Adam Hirschfelder, a program officer at the Koret Foundation and a supporter of jazz and Jewish music in Northern California, brought up his own “Mathis moment” in the context of a conversation about new ideas in Jewish life. At a time when innovation has become a buzz word, he said, a roomful of Jews (including him) heard an old recording of “Kol Nidre” as if for the first time. “Singing ‘Kol Nidre’ is not an innovation,” he said dryly. And yet there wasn’t a dry eye in the house when Mathis walked onstage to a standing ovation. The reason? A heady combination of nostalgia, the chance to hear a legend talk openly and frankly about his inner life, and the commitment of a group of young Jews (The Idelsohns) to find a creative Jewish spark in unexpected places.
After Mathis’ monologue on music and cultural understanding, a group of us slipped into the boardroom for a toast, and to muse on our luck at being present that evening. We poured new wine into the old bottle of our tradition, taking photographs with our evening’s guest cantor to prove we weren’t making this up.
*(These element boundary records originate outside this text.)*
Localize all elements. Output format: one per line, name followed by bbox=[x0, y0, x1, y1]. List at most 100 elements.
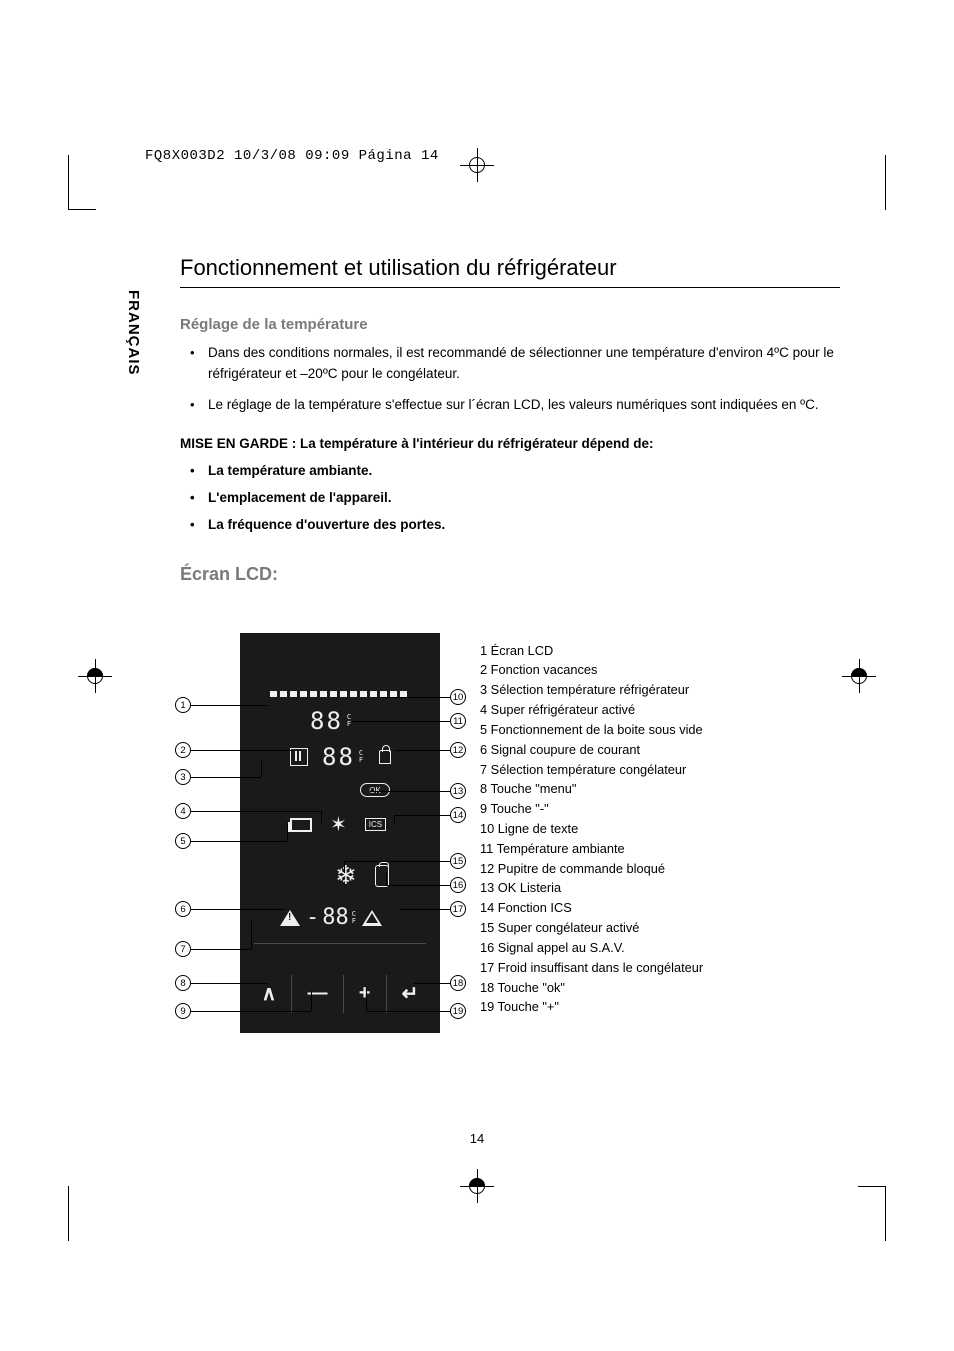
ok-button-icon: ↵ bbox=[402, 981, 419, 1006]
callout-line bbox=[191, 750, 291, 751]
legend-item: 13 OK Listeria bbox=[480, 878, 703, 898]
crop-mark bbox=[858, 1186, 886, 1241]
legend-item: 2 Fonction vacances bbox=[480, 660, 703, 680]
callout-number: 19 bbox=[450, 1003, 466, 1019]
callout-number: 5 bbox=[175, 833, 191, 849]
lcd-freezer-icons-row: ❄ bbox=[335, 858, 420, 894]
callout-number: 11 bbox=[450, 713, 466, 729]
lcd-panel: 88 CF 88 CF OK ✶ ICS ❄ bbox=[240, 633, 440, 1033]
section-heading: Écran LCD: bbox=[180, 564, 840, 585]
legend-item: 8 Touche "menu" bbox=[480, 779, 703, 799]
ics-icon: ICS bbox=[365, 818, 386, 831]
callout-number: 15 bbox=[450, 853, 466, 869]
callout-line bbox=[394, 815, 395, 825]
warning-item: L'emplacement de l'appareil. bbox=[180, 488, 840, 509]
legend-item: 12 Pupitre de commande bloqué bbox=[480, 859, 703, 879]
legend-item: 17 Froid insuffisant dans le congélateur bbox=[480, 958, 703, 978]
warning-heading: MISE EN GARDE : La température à l'intér… bbox=[180, 436, 840, 451]
callout-line bbox=[395, 750, 450, 751]
lcd-ambient-temp: 88 CF bbox=[310, 707, 353, 735]
horizontal-rule bbox=[180, 287, 840, 288]
callout-number: 9 bbox=[175, 1003, 191, 1019]
callout-line bbox=[370, 791, 450, 792]
callout-number: 3 bbox=[175, 769, 191, 785]
callout-line bbox=[191, 949, 251, 950]
callout-line bbox=[261, 759, 262, 777]
legend-item: 10 Ligne de texte bbox=[480, 819, 703, 839]
legend-item: 4 Super réfrigérateur activé bbox=[480, 700, 703, 720]
seven-seg: 88 bbox=[322, 743, 355, 771]
legend-item: 16 Signal appel au S.A.V. bbox=[480, 938, 703, 958]
callout-line bbox=[380, 697, 450, 698]
lock-icon bbox=[379, 750, 391, 764]
unit-cf: CF bbox=[359, 750, 365, 764]
power-cut-warning-icon bbox=[280, 910, 300, 926]
seven-seg: 88 bbox=[322, 905, 349, 930]
ok-listeria-icon: OK bbox=[360, 783, 390, 797]
crop-mark bbox=[858, 155, 886, 210]
callout-line bbox=[191, 705, 267, 706]
callout-line bbox=[191, 983, 267, 984]
seven-seg: 88 bbox=[310, 707, 343, 735]
lcd-divider bbox=[291, 975, 292, 1013]
sub-heading: Réglage de la température bbox=[180, 316, 840, 333]
callout-line bbox=[311, 991, 312, 1011]
callout-number: 8 bbox=[175, 975, 191, 991]
legend-item: 9 Touche "-" bbox=[480, 799, 703, 819]
callout-number: 16 bbox=[450, 877, 466, 893]
callout-line bbox=[251, 919, 252, 949]
callout-line bbox=[352, 721, 450, 722]
legend-item: 3 Sélection température réfrigérateur bbox=[480, 680, 703, 700]
unit-cf: CF bbox=[352, 911, 356, 925]
legend-item: 7 Sélection température congélateur bbox=[480, 760, 703, 780]
callout-line bbox=[287, 823, 288, 841]
callout-number: 6 bbox=[175, 901, 191, 917]
menu-button-icon: ∧ bbox=[262, 981, 277, 1006]
registration-mark bbox=[460, 148, 494, 182]
page-body: Fonctionnement et utilisation du réfrigé… bbox=[180, 255, 840, 1063]
callout-number: 14 bbox=[450, 807, 466, 823]
super-freezer-icon: ❄ bbox=[335, 860, 357, 891]
vacuum-box-icon bbox=[290, 818, 312, 832]
freezer-warning-icon bbox=[362, 910, 382, 926]
page-title: Fonctionnement et utilisation du réfrigé… bbox=[180, 255, 840, 281]
callout-number: 12 bbox=[450, 742, 466, 758]
callout-line bbox=[344, 861, 450, 862]
legend-item: 5 Fonctionnement de la boite sous vide bbox=[480, 720, 703, 740]
callout-number: 1 bbox=[175, 697, 191, 713]
callout-line bbox=[414, 983, 450, 984]
callout-line bbox=[400, 909, 450, 910]
legend-item: 6 Signal coupure de courant bbox=[480, 740, 703, 760]
lcd-freezer-temp: -88 CF bbox=[306, 905, 356, 930]
intro-item: Le réglage de la température s'effectue … bbox=[180, 395, 840, 416]
lcd-divider bbox=[386, 975, 387, 1013]
callout-line bbox=[191, 841, 287, 842]
registration-mark bbox=[460, 1169, 494, 1203]
callout-line bbox=[191, 1011, 311, 1012]
legend-item: 18 Touche "ok" bbox=[480, 978, 703, 998]
print-header: FQ8X003D2 10/3/08 09:09 Página 14 bbox=[145, 148, 439, 164]
lcd-figure: 88 CF 88 CF OK ✶ ICS ❄ bbox=[180, 633, 840, 1063]
legend-item: 15 Super congélateur activé bbox=[480, 918, 703, 938]
legend-item: 1 Écran LCD bbox=[480, 641, 703, 661]
page-number: 14 bbox=[470, 1131, 484, 1146]
callout-line bbox=[386, 885, 450, 886]
lcd-fridge-row: 88 CF bbox=[290, 743, 420, 771]
lcd-button-row: ∧ — + ↵ bbox=[254, 973, 426, 1015]
lcd-divider bbox=[343, 975, 344, 1013]
legend-list: 1 Écran LCD 2 Fonction vacances 3 Sélect… bbox=[480, 641, 703, 1018]
callout-line bbox=[366, 1011, 450, 1012]
super-fridge-icon: ✶ bbox=[330, 812, 347, 837]
callout-line bbox=[366, 991, 367, 1011]
language-tab: FRANÇAIS bbox=[125, 290, 142, 376]
callout-line bbox=[191, 777, 261, 778]
registration-mark bbox=[842, 659, 876, 693]
legend-item: 11 Température ambiante bbox=[480, 839, 703, 859]
callout-line bbox=[386, 873, 387, 885]
callout-number: 13 bbox=[450, 783, 466, 799]
plus-button-icon: + bbox=[359, 982, 371, 1005]
legend-item: 14 Fonction ICS bbox=[480, 898, 703, 918]
callout-line bbox=[394, 815, 450, 816]
callout-number: 18 bbox=[450, 975, 466, 991]
callout-line bbox=[191, 811, 321, 812]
On the sound system Mathis sang “Let it Be Me,” the title track on his new album, a collection of country standards. And for that evening we Let It Be Him. For one night, the Jewish leadership of San Francisco let go of the burdens of quantifying and qualifying contemporary Jewish life, of searching for the language to inspire and cajole a new generation to pay attention. We just Let It Be.
Daniel Schifrin is writer in residence and director of Public Programs at the Contemporary Jewish Museum in San Francisco.